Going back to the payment message, addresses are handled reasonably well – what about the concept of a payment? My initial example was ‘free text’ or prose, but still recognisable as me describing a payment.
Can I get a Large Language Model / Gen-AI to recognise payments from a news article?
If we take this article about a baseball player who was defrauded by his translator:
We can see that we can extract structured details about the payment in JSON format a format easily readable by software, like the XML messages I mentioned above).
This took some trial and error, as for example, news articles tend to be summaries and rather than specifying exact ‘value dates’ for a payment, tend to provide an approximate date range.
Let's try something messier...
But that’s a fairly simple example, what about a more complex fraud with multiple payments, payment types and not just one guy and his translator.
So here we analysed an article about how some people defrauded the sovereign wealth fund of Malaysia (1MDB).
Let's try something messier...
As you can see, we get a more complex output – and on closer inspection I could see it covers all the payments involved during and after the fraud. Here they are in JSON:
Why do we want to extract this data into JSON or XML?
While crude tools that match on keywords or even semantic meaning (e.g. a search for Stealing matches Theft). What we often want to do is do the next step, act on the data – what fundamental knowledge of a fraud / payment is in the text(s)? To start with – we can visualise the connections between the payments.
Our structured was then processed again by our LLM, which can locate the connections between the payments – and generate graphical data (here I configured the system to use ‘dot’ language and GraphViz)
The output is useful, and improves the legibility, and makes it much easier to quickly grasp the scope and range of payments. Conceptually, we've gone from:
A free text news article - to - A list of data about payments - to - a directed graph of those payments, presented in a user friendly graphic.
Overall, I’m impressed with the power of the Gen-AI tools available. They don’t work well on these data and prose ‘out of the box’ – if you just ask Chat-GPT for a payment initiation message – you will get nonsense. But with the right tools, data and prompting they add considerably to the capability of modern software to generate and analyse payments.
What AI models did I use?
I found smaller versions of the LLMs e.g. Llama 3.1 8B didn’t do great, but models bigger than 20B parameters did work quite well. The most capable model was GPT4o but the option to provide an output schema in GPT4o-mini was very useful. But the fact that open source models like Llama and Gemini worked well ( in their larger versions ) is a significant point – why? Well as they are open source – you can run them on-premises without the need for cloud systems.

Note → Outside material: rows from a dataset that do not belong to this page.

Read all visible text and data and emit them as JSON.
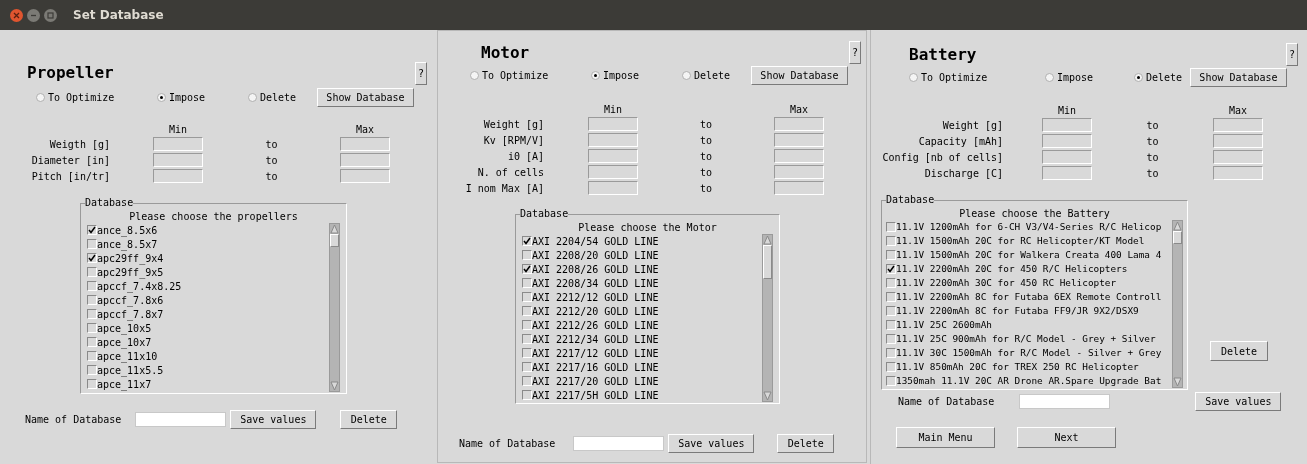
{
  "window": {
    "title": "Set Database"
  },
  "panels": [
    {
      "title": "Propeller",
      "help_button": "?",
      "modes": [
        {
          "label": "To Optimize",
          "selected": false
        },
        {
          "label": "Impose",
          "selected": true
        },
        {
          "label": "Delete",
          "selected": false
        }
      ],
      "show_database_button": "Show Database",
      "min_header": "Min",
      "max_header": "Max",
      "parameters": [
        {
          "label": "Weigth [g]",
          "separator": "to"
        },
        {
          "label": "Diameter [in]",
          "separator": "to"
        },
        {
          "label": "Pitch [in/tr]",
          "separator": "to"
        }
      ],
      "database": {
        "legend": "Database",
        "prompt": "Please choose the propellers",
        "items": [
          {
            "label": "ance_8.5x6",
            "checked": true
          },
          {
            "label": "ance_8.5x7",
            "checked": false
          },
          {
            "label": "apc29ff_9x4",
            "checked": true
          },
          {
            "label": "apc29ff_9x5",
            "checked": false
          },
          {
            "label": "apccf_7.4x8.25",
            "checked": false
          },
          {
            "label": "apccf_7.8x6",
            "checked": false
          },
          {
            "label": "apccf_7.8x7",
            "checked": false
          },
          {
            "label": "apce_10x5",
            "checked": false
          },
          {
            "label": "apce_10x7",
            "checked": false
          },
          {
            "label": "apce_11x10",
            "checked": false
          },
          {
            "label": "apce_11x5.5",
            "checked": false
          },
          {
            "label": "apce_11x7",
            "checked": false
          }
        ]
      },
      "name_label": "Name of Database",
      "save_button": "Save values",
      "delete_button": "Delete"
    },
    {
      "title": "Motor",
      "help_button": "?",
      "modes": [
        {
          "label": "To Optimize",
          "selected": false
        },
        {
          "label": "Impose",
          "selected": true
        },
        {
          "label": "Delete",
          "selected": false
        }
      ],
      "show_database_button": "Show Database",
      "min_header": "Min",
      "max_header": "Max",
      "parameters": [
        {
          "label": "Weight [g]",
          "separator": "to"
        },
        {
          "label": "Kv [RPM/V]",
          "separator": "to"
        },
        {
          "label": "i0 [A]",
          "separator": "to"
        },
        {
          "label": "N. of cells",
          "separator": "to"
        },
        {
          "label": "I nom Max [A]",
          "separator": "to"
        }
      ],
      "database": {
        "legend": "Database",
        "prompt": "Please choose the Motor",
        "items": [
          {
            "label": "AXI 2204/54 GOLD LINE",
            "checked": true
          },
          {
            "label": "AXI 2208/20 GOLD LINE",
            "checked": false
          },
          {
            "label": "AXI 2208/26 GOLD LINE",
            "checked": true
          },
          {
            "label": "AXI 2208/34 GOLD LINE",
            "checked": false
          },
          {
            "label": "AXI 2212/12 GOLD LINE",
            "checked": false
          },
          {
            "label": "AXI 2212/20 GOLD LINE",
            "checked": false
          },
          {
            "label": "AXI 2212/26 GOLD LINE",
            "checked": false
          },
          {
            "label": "AXI 2212/34 GOLD LINE",
            "checked": false
          },
          {
            "label": "AXI 2217/12 GOLD LINE",
            "checked": false
          },
          {
            "label": "AXI 2217/16 GOLD LINE",
            "checked": false
          },
          {
            "label": "AXI 2217/20 GOLD LINE",
            "checked": false
          },
          {
            "label": "AXI 2217/5H GOLD LINE",
            "checked": false
          }
        ]
      },
      "name_label": "Name of Database",
      "save_button": "Save values",
      "delete_button": "Delete"
    },
    {
      "title": "Battery",
      "help_button": "?",
      "modes": [
        {
          "label": "To Optimize",
          "selected": false
        },
        {
          "label": "Impose",
          "selected": false
        },
        {
          "label": "Delete",
          "selected": true
        }
      ],
      "show_database_button": "Show Database",
      "min_header": "Min",
      "max_header": "Max",
      "parameters": [
        {
          "label": "Weight [g]",
          "separator": "to"
        },
        {
          "label": "Capacity [mAh]",
          "separator": "to"
        },
        {
          "label": "Config [nb of cells]",
          "separator": "to"
        },
        {
          "label": "Discharge [C]",
          "separator": "to"
        }
      ],
      "database": {
        "legend": "Database",
        "prompt": "Please choose the Battery",
        "items": [
          {
            "label": "11.1V 1200mAh for 6-CH V3/V4-Series R/C Helicop",
            "checked": false
          },
          {
            "label": "11.1V 1500mAh 20C for RC Helicopter/KT Model",
            "checked": false
          },
          {
            "label": "11.1V 1500mAh 20C for Walkera Creata 400 Lama 4",
            "checked": false
          },
          {
            "label": "11.1V 2200mAh 20C for 450 R/C Helicopters",
            "checked": true
          },
          {
            "label": "11.1V 2200mAh 30C for 450 RC Helicopter",
            "checked": false
          },
          {
            "label": "11.1V 2200mAh 8C for Futaba 6EX Remote Controll",
            "checked": false
          },
          {
            "label": "11.1V 2200mAh 8C for Futaba FF9/JR 9X2/DSX9",
            "checked": false
          },
          {
            "label": "11.1V 25C 2600mAh",
            "checked": false
          },
          {
            "label": "11.1V 25C 900mAh for R/C Model - Grey + Silver",
            "checked": false
          },
          {
            "label": "11.1V 30C 1500mAh for R/C Model - Silver + Grey",
            "checked": false
          },
          {
            "label": "11.1V 850mAh 20C for TREX 250 RC Helicopter",
            "checked": false
          },
          {
            "label": "1350mah 11.1V 20C AR Drone AR.Spare Upgrade Bat",
            "checked": false
          }
        ]
      },
      "name_label": "Name of Database",
      "save_button": "Save values",
      "delete_button": "Delete"
    }
  ],
  "navigation": [
    {
      "label": "Main Menu"
    },
    {
      "label": "Next"
    }
  ]
}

Running ‘on-prem’ is a common ask from banks and financial institutions – due to regulatory and in house security concerns about customer and financial data security. Hosting an open source GPT4o level model is now possible on premises with Llama 3.1 405B (the biggest version). That combined with the above analysis, generation and processing tools could both improve system maintenance and help with investigations, Recs (reconciliation of payments) or even AML (Anti Money Laundering).